I lost my balance and stumbled past the safety line, finding myself dangerously close to the burning materials, the heat licking up at my face.

The crowd's shouts and warnings blended into one chaotic roar.

Then, out of the corner of my eye, I saw a figure running toward me through the press of bodies.

For a brief moment, hope flickered in my chest. Was Nora coming for me?

But no.

She rushed past me without hesitation and went straight to Lorenzo, who had also been pushed past the safety line.

What am I even hoping for?

I wanted to laugh at myself, but it felt too hollow. All I could feel was the sting of irony.

Thankfully, Adriana appeared just in time. She hauled me back over the safety line and steadied me as I limped on a wrenched ankle.

As we stepped clear of the crowd, she turned to me, her voice bright with excitement. "The setup for the declaration's ready. Let's get back and see how it goes."

Dominic's POV

Adriana pulled me toward the front entrance of the country inn.

Hanging from the old tree by the door were heart-shaped lights, each one shimmering softly in the evening breeze. Among them were tokens of their past: handwritten letters and photographs of the two of them together.

Standing beneath the tree, Lorenzo held a bouquet of pink roses, Nora's favorite. His voice trembled slightly as he poured his heart out to her.

Nora froze, clearly caught off guard by the whole spectacle.

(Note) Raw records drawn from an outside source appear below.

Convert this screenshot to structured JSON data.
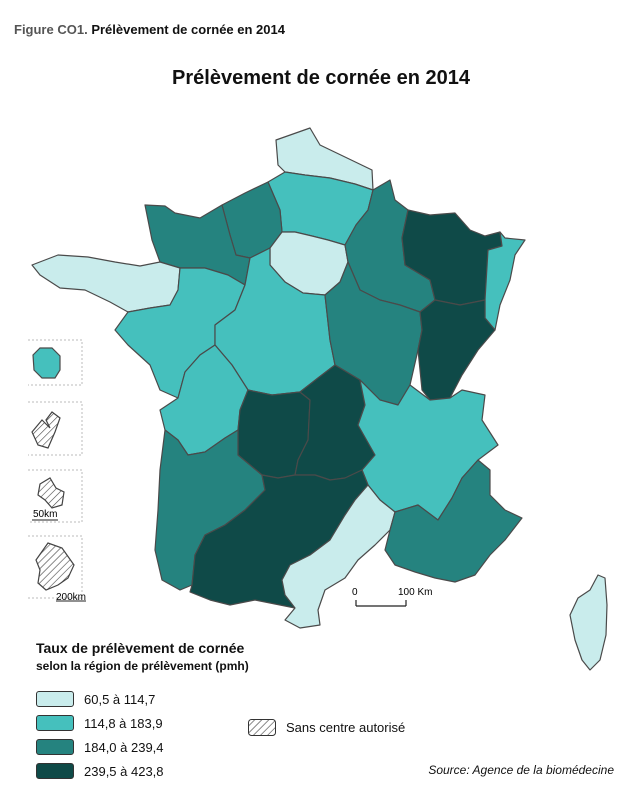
{
  "figure": {
    "number": "Figure CO1.",
    "caption": "Prélèvement de cornée en 2014"
  },
  "map_title": "Prélèvement de cornée en 2014",
  "colors": {
    "class1": "#c9ecec",
    "class2": "#45c0bd",
    "class3": "#25837f",
    "class4": "#0f4a48",
    "border": "#4a4a4a"
  },
  "legend": {
    "title": "Taux de prélèvement de cornée",
    "subtitle": "selon la région de prélèvement (pmh)",
    "items": [
      {
        "label": "60,5 à 114,7",
        "class": "class1"
      },
      {
        "label": "114,8 à 183,9",
        "class": "class2"
      },
      {
        "label": "184,0 à 239,4",
        "class": "class3"
      },
      {
        "label": "239,5 à 423,8",
        "class": "class4"
      }
    ],
    "hatch_label": "Sans centre autorisé"
  },
  "scale_bar": {
    "start": "0",
    "end": "100 Km"
  },
  "insets": [
    {
      "name": "reunion",
      "scale": ""
    },
    {
      "name": "guadeloupe",
      "scale": ""
    },
    {
      "name": "martinique",
      "scale": "50km"
    },
    {
      "name": "guyane",
      "scale": "200km"
    }
  ],
  "source": "Source: Agence de la biomédecine"
}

The gentle wind moved past, unsettling my supposedly steady thoughts. I couldn't help but feel that even the night itself was testifying to what lay between them. They were meant to be together. That was the best arrangement for everyone.

The crowd around us began to cheer and clap. Their voices rose in unison. "Say yes. Say yes."

Joining them, I clapped along and called out, "Say yes to him."

Nora's head snapped toward me, her face a mix of shock and disbelief. "Dominic, have you lost your mind? I'm your woman."

"What?" Adriana, who had been watching in silence until now, went very still, her hand frozen on the signet ring. Her eyes widened in disbelief. "She's your woman?"